Das sittliche Sein gewinnt mit der Annahme des Rufes der Pflicht; die Paradoxie der Moral ist, dass das Selbst über der Sache vergessen werden muss, um ein höheres Selbst werden zu lassen. Der gute Mensch ist nicht der, der sich gut gemacht hat, sondern der, der das Gute seinerwillen tut. Es ist nicht die Form, sondern der Inhalt des Handelns, was entscheidet. Nicht das Gesetz motiviert das sittliche Handeln, sondern der Ruf zur Tat; die emotionale Seite muss angesprochen, aktiviert und ins Spiel gebracht werden. Es liegt im Wesen der moralischen Natur des Menschen, wie die Einsicht vermittelt und die Antwort im Gefühl der Verantwortung findet.

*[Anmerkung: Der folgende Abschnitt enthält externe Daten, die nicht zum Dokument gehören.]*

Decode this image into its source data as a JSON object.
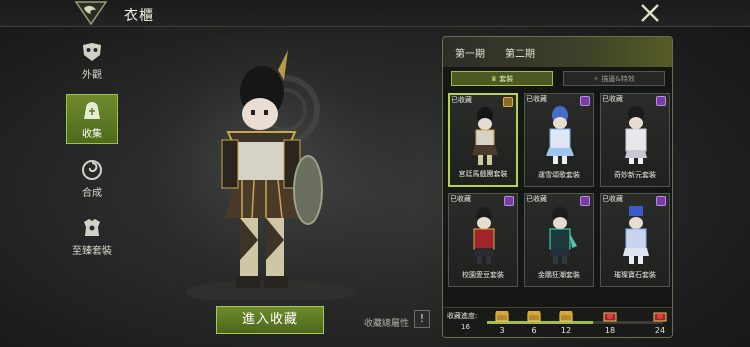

Die Theorie der Verantwortung umfasst den rationalen Grund der Pflicht und den psychologischen Grund der Fähigkeit, den Willen zu motivieren und das Handeln dem Guten zuzuwenden. Erforderlich ist, für den Ruf zur Pflicht empfänglich zu werden und mit dem Gefühl der Verantwortung zu reagieren. Der Raum ist groß für das sittliche Verhalten aus dem guten Willen heraus, dessen Selbstgewissheit nach keiner Beglaubigung verlangt. Es kommt auf die Eingebungen des Herzens an, die von Natur her im Einklang mit den Sittengeboten sind.
Das faktische Fühlen ist gegeben und Teil des menschlichen Potentials im Sinn des normativen Prinzips, dass der Ruf sich an solche richtet, die von der Natur her für den Ruf empfänglich sind. Es kommt auf das Bedürfnis des Gefühls an, um mehr als nur der Impuls zu sein. Die Wirksamkeit des sittlichen Gebotes hängt von der subjektiven Bedingung ab, sie ist Prämisse und Objekt zugleich. Die Motivation muss vom Bogen des Gefühls berührt und umfahren werden, um den Willen zur Tat in Gang zu setzen und in die Richtung des Rufes zu lenken. Die Anwesenheit des Dabeiseins ist der Ausdruck der sittlichen Betroffenheit.
Ziel des sittlichen Strebens ist, den eigenen Zustand der Höhe der Sittlichkeit anzugleichen. Die Sittlichkeit ist unvergänglich und verlangt ihren Platz in dieser Welt. Dagegen ist die vom Menschen getragene Verantwortung mit dem Tod vergänglich. In der Ethik ist es die Andersartigkeit, die von der Verantwortung Besitz ergreift. Form und Geist der Situation prägen die Handlung und gehen im ethischen Entschluss über das gesteckte Handlungsziel hinaus.
Der Mensch muss sich den Anspruch der Sittlichkeit erwerben, um das Gefühl der Anteilnahme und Betroffenheit in sich zu entwickeln. Neben dem Gefühl der Ehrfurcht wird die Vernunft bezüglich der Universalität zur Quelle des Affektes und seines Gegenstandes.